The Semgrep vs ESLint question almost always has the same answer: use both, because they do different things.

ESLint is the non-negotiable foundation for any JavaScript or TypeScript project. It is free, universal, instantly integrated into every editor, and catches the vast majority of code style and convention issues at the earliest possible point - while you are writing the code. ESLint plus Prettier plus a good shared configuration gives you a solid code quality baseline that costs nothing and takes minutes to set up. No JavaScript team should ship code without ESLint.

Semgrep is the recommended addition for security-conscious teams. If your application handles user input, stores sensitive data, makes database queries, or is accessible from the internet - you need security scanning beyond what eslint-plugin-security can provide. Semgrep’s taint tracking, cross-file analysis, secrets detection, and supply chain scanning catch the vulnerabilities that linting fundamentally cannot detect. The open-source CLI is free for unlimited use. The full platform is free for up to 10 contributors. Adding Semgrep to your CI pipeline takes minutes and scans in seconds.

For JavaScript/TypeScript teams under 10 developers: ESLint + Prettier in the editor. Semgrep Team (free) in CI/CD. Total cost: $0. Total setup time: under 30 minutes.

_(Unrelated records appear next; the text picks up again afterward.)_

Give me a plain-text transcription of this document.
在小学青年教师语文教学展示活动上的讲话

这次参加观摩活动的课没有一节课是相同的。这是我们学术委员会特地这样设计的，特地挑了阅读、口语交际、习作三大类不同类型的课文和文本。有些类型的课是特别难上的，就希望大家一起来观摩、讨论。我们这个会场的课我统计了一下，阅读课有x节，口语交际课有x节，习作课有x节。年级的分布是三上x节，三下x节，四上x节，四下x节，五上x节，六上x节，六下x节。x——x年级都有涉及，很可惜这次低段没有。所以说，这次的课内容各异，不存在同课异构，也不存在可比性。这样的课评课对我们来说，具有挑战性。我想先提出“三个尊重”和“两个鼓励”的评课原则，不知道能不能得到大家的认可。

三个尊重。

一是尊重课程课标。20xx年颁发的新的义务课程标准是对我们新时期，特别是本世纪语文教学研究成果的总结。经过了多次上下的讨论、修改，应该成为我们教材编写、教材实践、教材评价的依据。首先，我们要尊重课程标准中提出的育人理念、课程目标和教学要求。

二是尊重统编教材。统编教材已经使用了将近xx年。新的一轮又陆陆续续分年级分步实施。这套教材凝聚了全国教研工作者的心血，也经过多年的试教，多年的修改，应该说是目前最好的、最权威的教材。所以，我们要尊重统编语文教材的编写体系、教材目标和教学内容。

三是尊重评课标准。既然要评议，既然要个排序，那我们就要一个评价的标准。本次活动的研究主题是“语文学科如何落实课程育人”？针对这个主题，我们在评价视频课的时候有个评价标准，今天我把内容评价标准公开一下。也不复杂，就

For JavaScript/TypeScript teams of 10-50 developers: ESLint + Prettier in the editor. Semgrep (OSS CLI or Team tier) in CI/CD. Add SonarQube if you need quality gates and technical debt tracking. Consider Snyk for comprehensive dependency scanning.

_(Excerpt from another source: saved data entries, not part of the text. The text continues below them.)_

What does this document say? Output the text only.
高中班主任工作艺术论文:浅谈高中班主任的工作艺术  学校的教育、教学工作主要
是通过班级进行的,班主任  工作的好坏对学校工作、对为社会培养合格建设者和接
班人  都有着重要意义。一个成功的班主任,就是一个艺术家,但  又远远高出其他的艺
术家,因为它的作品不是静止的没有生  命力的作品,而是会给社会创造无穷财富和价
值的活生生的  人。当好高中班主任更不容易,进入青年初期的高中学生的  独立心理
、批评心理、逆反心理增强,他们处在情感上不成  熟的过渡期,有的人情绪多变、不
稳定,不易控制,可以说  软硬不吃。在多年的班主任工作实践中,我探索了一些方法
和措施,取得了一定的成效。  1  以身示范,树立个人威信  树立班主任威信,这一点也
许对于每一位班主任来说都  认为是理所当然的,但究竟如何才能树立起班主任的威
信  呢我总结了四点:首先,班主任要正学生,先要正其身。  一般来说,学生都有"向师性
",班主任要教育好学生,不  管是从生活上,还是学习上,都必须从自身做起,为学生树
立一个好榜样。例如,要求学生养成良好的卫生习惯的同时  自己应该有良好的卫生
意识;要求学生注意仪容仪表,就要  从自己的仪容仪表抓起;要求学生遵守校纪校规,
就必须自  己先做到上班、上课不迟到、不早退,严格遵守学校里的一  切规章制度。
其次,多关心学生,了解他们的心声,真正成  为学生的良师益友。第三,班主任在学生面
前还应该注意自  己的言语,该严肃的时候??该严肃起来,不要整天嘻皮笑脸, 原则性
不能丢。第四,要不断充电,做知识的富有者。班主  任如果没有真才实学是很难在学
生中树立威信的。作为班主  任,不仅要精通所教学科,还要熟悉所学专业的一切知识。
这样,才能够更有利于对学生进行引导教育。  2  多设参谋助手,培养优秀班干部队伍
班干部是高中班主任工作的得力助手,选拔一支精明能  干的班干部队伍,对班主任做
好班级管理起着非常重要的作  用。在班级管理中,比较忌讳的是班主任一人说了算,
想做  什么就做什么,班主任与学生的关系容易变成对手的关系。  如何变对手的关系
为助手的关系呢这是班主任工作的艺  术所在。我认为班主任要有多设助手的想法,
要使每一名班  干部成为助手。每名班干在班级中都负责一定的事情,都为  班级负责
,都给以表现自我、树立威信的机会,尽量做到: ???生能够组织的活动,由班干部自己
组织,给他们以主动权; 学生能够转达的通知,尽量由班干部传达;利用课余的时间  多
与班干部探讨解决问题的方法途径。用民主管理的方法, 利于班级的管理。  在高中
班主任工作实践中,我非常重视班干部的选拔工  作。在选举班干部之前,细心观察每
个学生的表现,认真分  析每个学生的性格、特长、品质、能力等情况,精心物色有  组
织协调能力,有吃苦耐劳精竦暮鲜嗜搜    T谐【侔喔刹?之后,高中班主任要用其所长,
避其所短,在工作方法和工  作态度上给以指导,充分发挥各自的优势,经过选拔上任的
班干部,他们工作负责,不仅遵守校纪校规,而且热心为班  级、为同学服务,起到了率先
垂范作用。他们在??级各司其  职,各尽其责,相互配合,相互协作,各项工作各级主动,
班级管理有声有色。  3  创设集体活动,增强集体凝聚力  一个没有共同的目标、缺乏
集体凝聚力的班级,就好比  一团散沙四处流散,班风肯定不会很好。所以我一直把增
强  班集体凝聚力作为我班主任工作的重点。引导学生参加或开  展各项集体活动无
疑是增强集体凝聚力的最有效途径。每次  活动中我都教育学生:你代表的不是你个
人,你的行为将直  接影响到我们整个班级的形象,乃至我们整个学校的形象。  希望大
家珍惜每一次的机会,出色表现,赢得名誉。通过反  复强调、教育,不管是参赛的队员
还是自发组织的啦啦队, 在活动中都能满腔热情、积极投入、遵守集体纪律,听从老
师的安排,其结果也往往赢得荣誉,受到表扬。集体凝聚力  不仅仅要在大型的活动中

For security-sensitive applications of any size: ESLint + Prettier for code quality. Semgrep Team for SAST with taint tracking. Semgrep Supply Chain for SCA with reachability. Semgrep Secrets for credential detection. This gives you the most comprehensive security coverage available for a JavaScript application at a fraction of the cost of enterprise SAST tools like Checkmarx or Veracode.

For enterprise engineering organizations: ESLint + Prettier for JavaScript/TypeScript code quality. Semgrep or SonarQube (or both) for security and quality analysis. See our best code review tools for JavaScript guide for a comprehensive toolchain recommendation.

The tools are not competitors. ESLint is your code quality layer. Semgrep is your security layer. Your JavaScript application needs both.